In the United States, fiscal dysfunction has become structural. The threat of a government shutdown is no longer rare—it is part of the system's functioning, manifesting in temporary measures. Since the early 1990s, Congress has shifted to temporary resolutions, and most government shutdowns over the past three decades have occurred during this period. For example, the 35-day shutdown in 2018-2019 and the record 43-day suspension from October 1 to November 12, 2025, during which nearly a million federal employees went without pay.
This cycle continues to gain momentum. In early 2026, lawmakers faced a new funding deadline amid unpassed bills. The situation was exacerbated by public discontent over law enforcement actions, signaling a breakdown of the social contract. As a result, there was a four-day government shutdown, exemplifying the new norm—instability and dependence on short-term conflicts.

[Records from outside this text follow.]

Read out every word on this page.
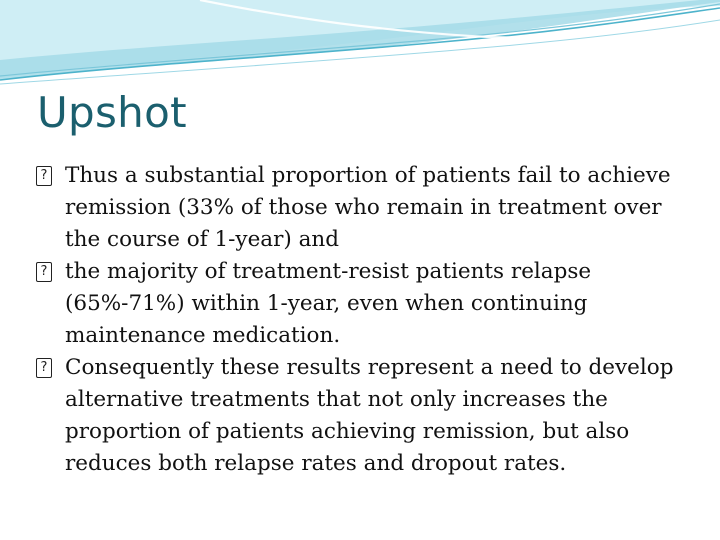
Upshot
? Thus a substantial proportion of patients fail to achieve remission (33% of those who remain in treatment over the course of 1-year) and
? the majority of treatment-resist patients relapse (65%-71%) within 1-year, even when continuing maintenance medication.
? Consequently these results represent a need to develop alternative treatments that not only increases the proportion of patients achieving remission, but also reduces both relapse rates and dropout rates.
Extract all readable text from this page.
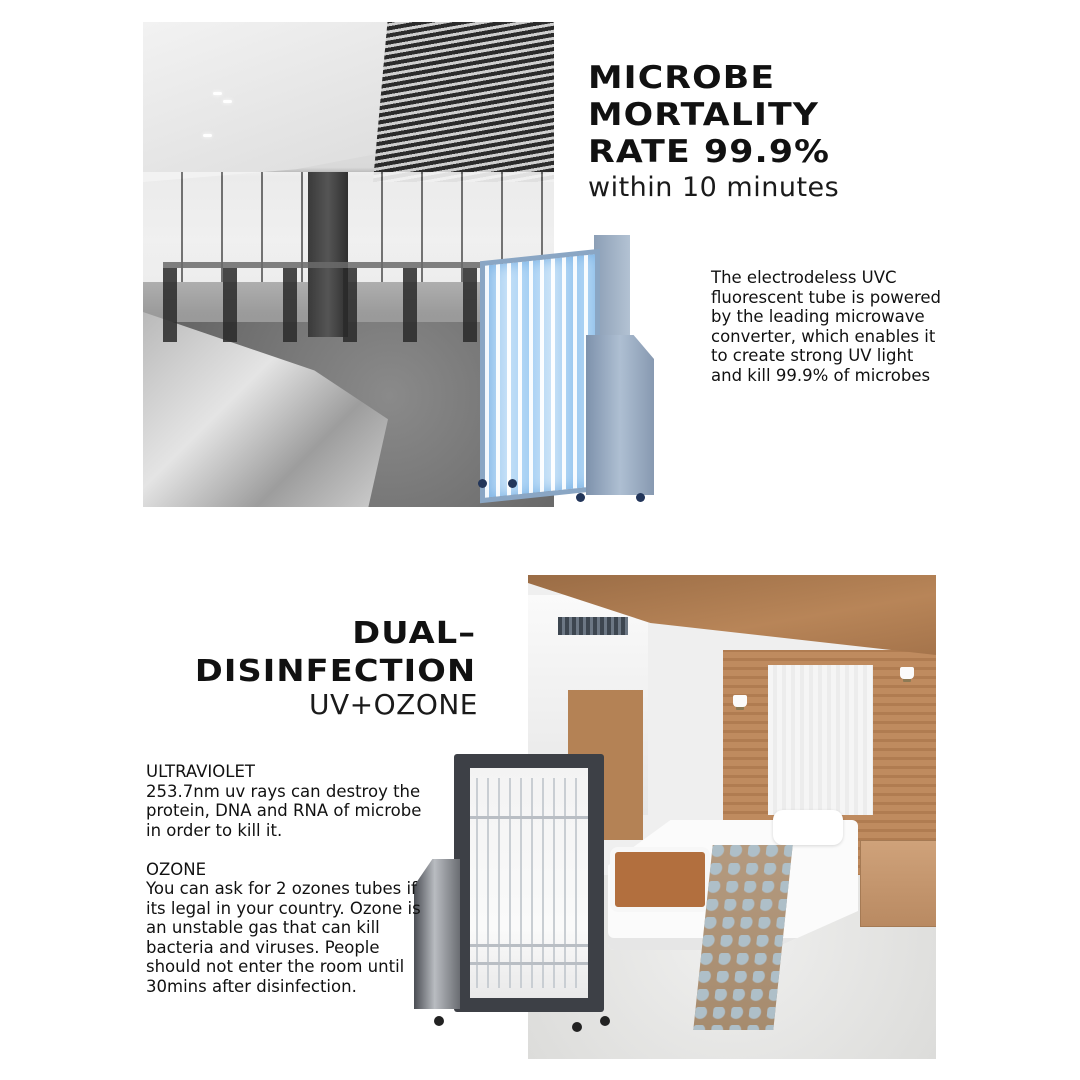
MICROBE
MORTALITY
RATE 99.9%
within 10 minutes
The electrodeless UVC fluorescent tube is powered by the leading microwave converter, which enables it to create strong UV light and kill 99.9% of microbes
DUAL–
DISINFECTION
UV+OZONE
ULTRAVIOLET
253.7nm uv rays can destroy the protein, DNA and RNA of microbe in order to kill it.
OZONE
You can ask for 2 ozones tubes if its legal in your country. Ozone is an unstable gas that can kill bacteria and viruses. People should not enter the room until 30mins after disinfection.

Internal tensions only exacerbate an already fragile economic environment. Conflicts and political reactions to the actions of ICE (Immigration and Customs Enforcement) indicate a loss of state control and an increasing reliance on force to maintain power. Political legitimacy and financial authority are simultaneously eroding, albeit unevenly.
The final outcome of this dynamic is not hyperinflation but a slow devaluation of fiat money, obscured by statistical manipulations. While purchasing power declines, nominal stability is maintained. Society adapts to a deteriorating quality of life, and expectations are lowered. Emergency capitalism does not collapse suddenly; it gradually loses legitimacy, replacing active management with passive crisis management. By the time devaluation becomes evident, it will be irreversible, leaving no chance for redistribution.
Amid all this, a narrative about AI as the last great growth story unfolds, supporting high stock valuations. However, even insiders acknowledge that this is merely another financial bubble disguised as innovation. When high-profile figures warn of an inevitable correction, markets ignore these warnings. In reality, AI has become a liquidity sink that could sharply contract when funding falls, triggering a massive wave of devaluation.
Ultimately, all these events create an extremely fragile architecture: central banks replace solvency with liquidity, governments exchange rhetoric for legitimacy, and markets trade leverage for growth. All these elements signal an impending crash. Dollars, euros, yen, and other currencies are involved in a slow process of re-evaluating trust. The real event is not a single crisis but a collapse of the coherence that supports this system. When trust collapses, do not expect a smooth rollback: it will crash onto the markets and society that have mistaken managed appearances for resilience. At that moment, familiar players will abandon the sinking ship. We stand at a crossroads, and if only we could see the forest for the trees.